近年では、関節の動きや腱・靱帯の状態を超音波で確認し、動的に評価することも行われています。これにより、関節弛緩性の程度や痛みの原因を明確にし、より的確な指導が可能になります。

  • ケガをしにくい体作りのために

関節弛緩性のある方でも、正しいリハビリとトレーニングを行えば、ケガのリスクを抑えて日常生活やスポーツを楽しむことができます。

「関節がゆるい=悪い」ではなく、「ゆるい関節に合った体の使い方」を身につけることが最も重要です。

参考文献

1)Beighton P, Solomon L, Soskolne CL: Articular mobility in an African population. Ann Rheum Dis. 32(5):413–418. 1973.
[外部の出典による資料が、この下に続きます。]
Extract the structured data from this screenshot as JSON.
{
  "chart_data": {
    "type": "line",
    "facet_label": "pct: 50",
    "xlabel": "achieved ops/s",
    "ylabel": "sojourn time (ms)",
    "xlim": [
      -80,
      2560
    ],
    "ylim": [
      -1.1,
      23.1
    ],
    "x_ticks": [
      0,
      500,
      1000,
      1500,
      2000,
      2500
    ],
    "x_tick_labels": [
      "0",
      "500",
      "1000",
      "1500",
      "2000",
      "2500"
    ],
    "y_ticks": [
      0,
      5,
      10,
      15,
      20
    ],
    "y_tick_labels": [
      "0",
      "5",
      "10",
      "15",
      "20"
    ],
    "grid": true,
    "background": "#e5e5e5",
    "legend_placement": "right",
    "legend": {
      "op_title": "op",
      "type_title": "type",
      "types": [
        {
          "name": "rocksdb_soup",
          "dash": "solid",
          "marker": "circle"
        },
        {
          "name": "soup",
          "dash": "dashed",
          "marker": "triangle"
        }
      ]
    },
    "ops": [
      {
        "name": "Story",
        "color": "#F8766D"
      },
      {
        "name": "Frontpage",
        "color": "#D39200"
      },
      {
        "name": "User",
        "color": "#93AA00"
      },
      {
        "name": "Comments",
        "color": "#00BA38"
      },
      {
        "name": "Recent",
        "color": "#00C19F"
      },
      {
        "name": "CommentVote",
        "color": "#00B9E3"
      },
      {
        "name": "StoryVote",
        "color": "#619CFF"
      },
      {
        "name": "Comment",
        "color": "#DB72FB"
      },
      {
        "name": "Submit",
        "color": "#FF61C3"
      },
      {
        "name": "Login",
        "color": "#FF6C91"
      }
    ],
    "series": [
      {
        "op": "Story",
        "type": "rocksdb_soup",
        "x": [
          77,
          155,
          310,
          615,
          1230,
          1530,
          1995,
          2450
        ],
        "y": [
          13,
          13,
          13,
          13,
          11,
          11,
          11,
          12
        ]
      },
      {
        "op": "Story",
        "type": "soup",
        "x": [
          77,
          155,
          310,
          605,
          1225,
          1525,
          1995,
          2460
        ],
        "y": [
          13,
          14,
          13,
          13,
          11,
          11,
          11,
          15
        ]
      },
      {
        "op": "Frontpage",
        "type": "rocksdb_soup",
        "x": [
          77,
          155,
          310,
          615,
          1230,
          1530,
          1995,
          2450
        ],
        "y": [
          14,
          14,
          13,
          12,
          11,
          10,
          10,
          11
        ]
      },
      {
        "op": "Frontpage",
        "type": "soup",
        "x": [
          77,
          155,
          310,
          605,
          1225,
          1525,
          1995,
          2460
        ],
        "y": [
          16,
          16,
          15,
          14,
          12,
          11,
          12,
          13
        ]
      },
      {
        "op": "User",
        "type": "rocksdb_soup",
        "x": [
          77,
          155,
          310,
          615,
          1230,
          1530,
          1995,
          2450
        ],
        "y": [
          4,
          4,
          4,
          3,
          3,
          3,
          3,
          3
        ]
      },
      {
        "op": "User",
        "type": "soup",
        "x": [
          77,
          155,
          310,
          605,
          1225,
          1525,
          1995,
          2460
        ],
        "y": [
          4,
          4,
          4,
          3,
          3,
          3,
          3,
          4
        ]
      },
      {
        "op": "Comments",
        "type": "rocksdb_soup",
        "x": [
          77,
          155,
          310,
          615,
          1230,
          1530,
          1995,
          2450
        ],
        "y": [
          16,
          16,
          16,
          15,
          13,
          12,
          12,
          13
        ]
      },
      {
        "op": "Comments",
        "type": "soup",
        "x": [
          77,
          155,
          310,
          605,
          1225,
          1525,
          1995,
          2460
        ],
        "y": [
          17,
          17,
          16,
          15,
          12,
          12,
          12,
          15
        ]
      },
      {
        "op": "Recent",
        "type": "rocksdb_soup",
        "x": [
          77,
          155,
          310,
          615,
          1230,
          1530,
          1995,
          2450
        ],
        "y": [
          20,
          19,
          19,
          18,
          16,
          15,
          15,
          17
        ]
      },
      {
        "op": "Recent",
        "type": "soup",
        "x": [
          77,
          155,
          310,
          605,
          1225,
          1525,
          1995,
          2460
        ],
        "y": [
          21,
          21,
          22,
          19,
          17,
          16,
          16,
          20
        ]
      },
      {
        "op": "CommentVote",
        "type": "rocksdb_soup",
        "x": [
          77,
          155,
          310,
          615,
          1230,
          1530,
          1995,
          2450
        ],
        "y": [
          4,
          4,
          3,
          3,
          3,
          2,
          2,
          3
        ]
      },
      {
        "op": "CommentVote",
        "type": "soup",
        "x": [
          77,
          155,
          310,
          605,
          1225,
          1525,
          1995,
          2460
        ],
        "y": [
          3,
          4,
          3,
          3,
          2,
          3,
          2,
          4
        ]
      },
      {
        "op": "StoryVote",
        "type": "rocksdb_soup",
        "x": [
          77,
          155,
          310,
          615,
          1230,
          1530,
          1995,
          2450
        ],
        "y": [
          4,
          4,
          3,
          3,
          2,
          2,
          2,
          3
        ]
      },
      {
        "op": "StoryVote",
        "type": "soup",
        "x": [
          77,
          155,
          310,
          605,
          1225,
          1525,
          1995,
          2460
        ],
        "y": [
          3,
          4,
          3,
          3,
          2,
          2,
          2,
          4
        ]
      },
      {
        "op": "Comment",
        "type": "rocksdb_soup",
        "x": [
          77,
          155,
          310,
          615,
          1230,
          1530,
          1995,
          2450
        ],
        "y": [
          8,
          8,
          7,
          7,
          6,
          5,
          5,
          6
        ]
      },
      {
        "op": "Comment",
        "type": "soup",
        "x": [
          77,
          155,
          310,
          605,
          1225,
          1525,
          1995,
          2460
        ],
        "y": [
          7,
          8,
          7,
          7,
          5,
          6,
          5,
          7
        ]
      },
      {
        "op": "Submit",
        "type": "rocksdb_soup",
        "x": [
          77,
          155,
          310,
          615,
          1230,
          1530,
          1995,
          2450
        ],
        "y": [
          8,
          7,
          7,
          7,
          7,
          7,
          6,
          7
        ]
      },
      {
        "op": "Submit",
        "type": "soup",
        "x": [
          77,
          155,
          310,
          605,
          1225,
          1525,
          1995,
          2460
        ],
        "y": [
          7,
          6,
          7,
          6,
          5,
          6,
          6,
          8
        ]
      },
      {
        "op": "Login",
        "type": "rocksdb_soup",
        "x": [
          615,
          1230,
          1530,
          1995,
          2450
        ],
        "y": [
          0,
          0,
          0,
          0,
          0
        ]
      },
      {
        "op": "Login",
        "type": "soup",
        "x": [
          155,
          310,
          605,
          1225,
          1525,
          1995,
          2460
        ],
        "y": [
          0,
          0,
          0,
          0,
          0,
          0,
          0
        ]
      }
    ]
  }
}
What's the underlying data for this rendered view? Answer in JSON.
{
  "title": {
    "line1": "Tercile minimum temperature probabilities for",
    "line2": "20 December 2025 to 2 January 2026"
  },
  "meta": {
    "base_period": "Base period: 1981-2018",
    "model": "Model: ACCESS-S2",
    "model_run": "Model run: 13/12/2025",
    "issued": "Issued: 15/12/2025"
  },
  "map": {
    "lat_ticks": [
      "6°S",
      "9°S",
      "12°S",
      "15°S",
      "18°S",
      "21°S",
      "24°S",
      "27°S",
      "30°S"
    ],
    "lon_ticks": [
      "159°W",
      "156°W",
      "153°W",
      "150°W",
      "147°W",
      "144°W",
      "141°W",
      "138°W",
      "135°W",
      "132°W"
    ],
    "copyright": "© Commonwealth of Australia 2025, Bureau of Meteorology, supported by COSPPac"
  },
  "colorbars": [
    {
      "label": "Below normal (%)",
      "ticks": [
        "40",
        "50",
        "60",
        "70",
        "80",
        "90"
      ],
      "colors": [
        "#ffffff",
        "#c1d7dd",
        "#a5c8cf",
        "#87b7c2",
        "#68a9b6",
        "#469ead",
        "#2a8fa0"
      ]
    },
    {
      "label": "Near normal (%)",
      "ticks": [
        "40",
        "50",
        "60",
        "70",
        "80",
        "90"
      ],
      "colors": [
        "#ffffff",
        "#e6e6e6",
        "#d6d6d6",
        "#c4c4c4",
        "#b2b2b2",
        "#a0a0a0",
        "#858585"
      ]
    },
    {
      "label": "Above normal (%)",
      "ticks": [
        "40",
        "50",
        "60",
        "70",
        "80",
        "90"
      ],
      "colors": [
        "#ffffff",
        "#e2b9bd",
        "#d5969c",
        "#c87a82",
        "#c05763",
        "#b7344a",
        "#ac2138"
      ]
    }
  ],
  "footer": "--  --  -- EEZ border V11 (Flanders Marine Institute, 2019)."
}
2)Remvig L, Jensen DV, Ward RC: Epidemiology of general joint hypermobility and basis for the proposed criteria for benign joint hypermobility syndrome: review of the literature. J Rheumatol. 34(4):804–809. 2007.

3)Scheper MC et al.: Chronic pain in hypermobility syndrome and Ehlers-Danlos syndrome (hypermobility type): it is a challenge. J Pain Res. 8:591–601. 2015.

4)Castori M et al.: Re-writing the natural history of pain and related symptoms in joint hypermobility syndrome and Ehlers–Danlos syndrome, hypermobility type. Am J Med Genet C Semin Med Genet. 2015;169C:1–5.

5)野田直樹: 関節弛緩性と外傷・障害. 日本臨床スポーツ医学会誌. 22(3):563–567. 2014.